Kamis, 01 Oktober 2009

[daarut-tauhiid] Fwd: Wajah Lain Pondok Pesantren -- tanggapan umum soal sarang teroris

---------- Forwarded message ----------
From: Koran Digital <korandigital@gmail.com>


Wajah Lain Pondok Pesantren
Pondok pesantren tak hanya mengajarkan agama, tapi juga bisnis. Sebagian
lagi menjadi pelopor pemberdayaan masyarakat sekitarnya. Inilah fikih sosial
mereka.

PESANTREN dan terorisme. Dua kata ini kerap dikait-kaitkan saat aksi
terorisme mewabah di Indonesia belakangan ini. Harap maklum, sebagian besar
pelaku dan tersangka tindak kejahatan itu memang alumni pondok pesantren.

"Stigmatisasi terhadap pesantren saat ini luar biasa dan telah menjadi
sebentuk kebencian terhadap Islam," kata Choirul Fuad Yusuf, Direktur
Pendidikan Diniyah dan Pondok Pesantren Departemen Agama, dalam diskusi di
kantor majalah Tempo pada 3 September lalu.

Diskusi itu juga dihadiri Masdar Farid Mas'udi, Direktur Perhimpunan
Pengembangan Pesantren dan Masyarakat (P3M); Khaeroni, Kepala Subdirektorat
Pemberdayaan Santri dan Layanan pada Masyarakat; dan Undang Sumantri, Kepala
Subbagian Tata Usaha Direktorat Pendidikan Diniyah dan Pondok Pesantren
Departemen Agama.

Fuad menyatakan stigmatisasi itu muncul, misalnya, ketika dia menyampaikan
makalah berjudul "Pertumbuhan Luar Biasa Pesantren di Indonesia" dalam
konferensi tahunan National Association of Foreign Student Advisers di Los
Angeles, Amerika Serikat, akhir Mei lalu.
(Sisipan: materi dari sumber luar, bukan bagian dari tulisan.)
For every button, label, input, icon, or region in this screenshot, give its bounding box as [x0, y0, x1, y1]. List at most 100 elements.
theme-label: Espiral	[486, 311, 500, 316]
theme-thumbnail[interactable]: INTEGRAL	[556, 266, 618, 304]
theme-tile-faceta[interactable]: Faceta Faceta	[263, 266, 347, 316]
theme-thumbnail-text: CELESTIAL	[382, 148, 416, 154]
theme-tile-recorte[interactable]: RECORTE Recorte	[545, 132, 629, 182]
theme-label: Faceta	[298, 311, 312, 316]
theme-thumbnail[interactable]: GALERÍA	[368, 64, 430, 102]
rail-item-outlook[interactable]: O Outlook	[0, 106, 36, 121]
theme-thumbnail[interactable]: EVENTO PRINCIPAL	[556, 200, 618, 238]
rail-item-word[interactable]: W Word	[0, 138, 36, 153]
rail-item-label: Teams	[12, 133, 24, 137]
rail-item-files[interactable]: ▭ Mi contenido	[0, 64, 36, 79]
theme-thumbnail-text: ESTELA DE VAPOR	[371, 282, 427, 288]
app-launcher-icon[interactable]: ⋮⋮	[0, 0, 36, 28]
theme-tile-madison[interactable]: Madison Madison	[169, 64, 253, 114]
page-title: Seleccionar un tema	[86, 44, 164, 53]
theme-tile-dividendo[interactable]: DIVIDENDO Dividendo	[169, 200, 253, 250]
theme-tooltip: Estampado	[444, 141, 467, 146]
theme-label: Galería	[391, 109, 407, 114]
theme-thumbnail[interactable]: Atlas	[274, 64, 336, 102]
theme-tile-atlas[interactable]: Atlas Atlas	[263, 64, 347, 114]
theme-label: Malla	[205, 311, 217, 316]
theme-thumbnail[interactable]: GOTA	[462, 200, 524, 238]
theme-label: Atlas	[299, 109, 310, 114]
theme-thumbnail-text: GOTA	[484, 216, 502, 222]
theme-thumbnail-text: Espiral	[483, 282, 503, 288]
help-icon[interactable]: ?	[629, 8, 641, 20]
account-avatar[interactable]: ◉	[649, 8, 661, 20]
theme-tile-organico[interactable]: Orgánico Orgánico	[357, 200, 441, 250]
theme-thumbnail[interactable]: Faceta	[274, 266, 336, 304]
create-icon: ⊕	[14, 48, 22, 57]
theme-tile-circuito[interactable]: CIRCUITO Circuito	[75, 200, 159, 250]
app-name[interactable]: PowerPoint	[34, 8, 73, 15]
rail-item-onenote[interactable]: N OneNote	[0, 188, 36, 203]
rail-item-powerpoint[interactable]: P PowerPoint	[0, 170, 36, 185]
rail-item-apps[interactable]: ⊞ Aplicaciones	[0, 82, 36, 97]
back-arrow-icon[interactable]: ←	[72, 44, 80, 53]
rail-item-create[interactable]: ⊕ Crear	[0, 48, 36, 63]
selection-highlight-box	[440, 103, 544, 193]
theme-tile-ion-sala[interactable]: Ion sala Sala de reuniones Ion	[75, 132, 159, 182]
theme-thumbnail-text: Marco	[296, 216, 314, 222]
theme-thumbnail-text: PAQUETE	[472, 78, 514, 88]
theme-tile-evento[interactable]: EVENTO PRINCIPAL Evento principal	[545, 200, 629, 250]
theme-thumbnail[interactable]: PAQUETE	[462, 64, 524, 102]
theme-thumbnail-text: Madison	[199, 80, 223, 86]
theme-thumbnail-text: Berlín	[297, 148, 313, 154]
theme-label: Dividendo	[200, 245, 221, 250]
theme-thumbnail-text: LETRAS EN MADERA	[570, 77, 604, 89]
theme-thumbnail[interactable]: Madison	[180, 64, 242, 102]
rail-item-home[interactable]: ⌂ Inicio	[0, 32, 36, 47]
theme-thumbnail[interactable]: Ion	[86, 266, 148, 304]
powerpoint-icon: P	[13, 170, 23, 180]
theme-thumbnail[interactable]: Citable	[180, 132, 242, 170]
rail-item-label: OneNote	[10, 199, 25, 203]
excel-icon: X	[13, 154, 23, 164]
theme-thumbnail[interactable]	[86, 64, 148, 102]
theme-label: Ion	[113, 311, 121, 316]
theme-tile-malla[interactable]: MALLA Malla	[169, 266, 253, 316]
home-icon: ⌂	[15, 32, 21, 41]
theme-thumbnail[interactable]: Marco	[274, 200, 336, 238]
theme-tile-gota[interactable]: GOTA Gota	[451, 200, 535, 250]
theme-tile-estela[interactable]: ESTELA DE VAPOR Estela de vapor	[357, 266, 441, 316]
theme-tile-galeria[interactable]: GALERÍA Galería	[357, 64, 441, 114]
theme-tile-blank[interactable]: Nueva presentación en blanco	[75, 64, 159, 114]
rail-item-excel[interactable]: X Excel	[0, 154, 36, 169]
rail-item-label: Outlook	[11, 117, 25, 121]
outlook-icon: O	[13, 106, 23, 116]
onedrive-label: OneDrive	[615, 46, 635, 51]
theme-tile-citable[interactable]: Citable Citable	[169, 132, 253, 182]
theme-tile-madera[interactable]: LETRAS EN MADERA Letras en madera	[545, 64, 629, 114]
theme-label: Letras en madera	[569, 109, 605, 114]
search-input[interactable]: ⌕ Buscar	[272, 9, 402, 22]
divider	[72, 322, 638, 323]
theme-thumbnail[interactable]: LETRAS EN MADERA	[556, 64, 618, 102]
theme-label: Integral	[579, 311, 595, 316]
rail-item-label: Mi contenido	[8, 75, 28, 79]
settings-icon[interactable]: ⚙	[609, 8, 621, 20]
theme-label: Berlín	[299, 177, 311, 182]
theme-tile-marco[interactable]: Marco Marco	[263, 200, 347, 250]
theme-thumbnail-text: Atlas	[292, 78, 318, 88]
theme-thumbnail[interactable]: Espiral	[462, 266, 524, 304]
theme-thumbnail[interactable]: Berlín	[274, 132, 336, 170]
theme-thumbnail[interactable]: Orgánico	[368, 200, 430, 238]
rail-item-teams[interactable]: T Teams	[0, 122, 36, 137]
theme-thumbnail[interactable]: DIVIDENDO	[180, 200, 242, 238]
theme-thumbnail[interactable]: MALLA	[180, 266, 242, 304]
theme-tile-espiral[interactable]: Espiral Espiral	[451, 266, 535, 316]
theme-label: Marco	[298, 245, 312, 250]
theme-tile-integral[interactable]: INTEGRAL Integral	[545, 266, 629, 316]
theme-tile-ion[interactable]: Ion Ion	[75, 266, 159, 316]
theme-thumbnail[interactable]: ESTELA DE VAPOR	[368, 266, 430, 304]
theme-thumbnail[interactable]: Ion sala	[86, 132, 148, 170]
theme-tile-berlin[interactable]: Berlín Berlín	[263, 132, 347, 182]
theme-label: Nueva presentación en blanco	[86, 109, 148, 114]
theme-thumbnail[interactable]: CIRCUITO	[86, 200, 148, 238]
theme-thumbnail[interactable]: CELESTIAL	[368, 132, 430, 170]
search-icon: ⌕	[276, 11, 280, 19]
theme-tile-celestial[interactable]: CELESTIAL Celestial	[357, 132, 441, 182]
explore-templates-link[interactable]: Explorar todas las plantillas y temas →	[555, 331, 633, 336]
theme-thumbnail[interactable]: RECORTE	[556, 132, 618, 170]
"Pertanyaan yang muncul dalam konferensi itu kebanyakan soal radikalisme,
madrasah sebagai tempat pengkaderan teroris, apalagi pesantren. Jadi,
madrasah disamakan dengan madrasah di Afganistan," kata Fuad. Madrasah di
Afganistan mendapat cap miring karena banyak militan Taliban direkrut dari
madrasah tersebut.

Madrasah di Indonesia, kata Fuad, sama dengan sekolah umum, dengan muatan
khusus pendidikan Islam. "Dari 21 ribu lebih pesantren saat ini, tidak ada
yang mengajarkan kekerasan, apalagi yang mengarah pada terorisme," katanya.

Departemen Agama mencatat saat ini ada 21.521 pesantren dengan 3.818.469
santri. Jumlah pesantren itu naik hampir empat kali lipat dalam 20 tahun
terakhir dan dua kali lipat dalam 6 tahun terakhir. Pada 1985 tercatat ada
6.239 pesantren dengan 1 juta lebih santri dan pada 2001 ada 11.312
pesantren dengan 2.737.805 santri. Ini tidak termasuk pesantren yang belum
terdaftar di departemen tersebut.

Pondok-pondok pesantren itu tak berwajah tunggal. Ada yang mengajarkan
pentingnya merawat harmoni sosial dan toleransi antar-umat beragama. Ada
pula yang menggendong ideologi politik Timur Tengah, seperti Wahabisme,
Ikhwanul Muslimin, dan Talibanisme. Tak sedikit dari pesantren ini yang
mengintroduksi jalan-jalan kekerasan dalam menjalankan ajaran Islam.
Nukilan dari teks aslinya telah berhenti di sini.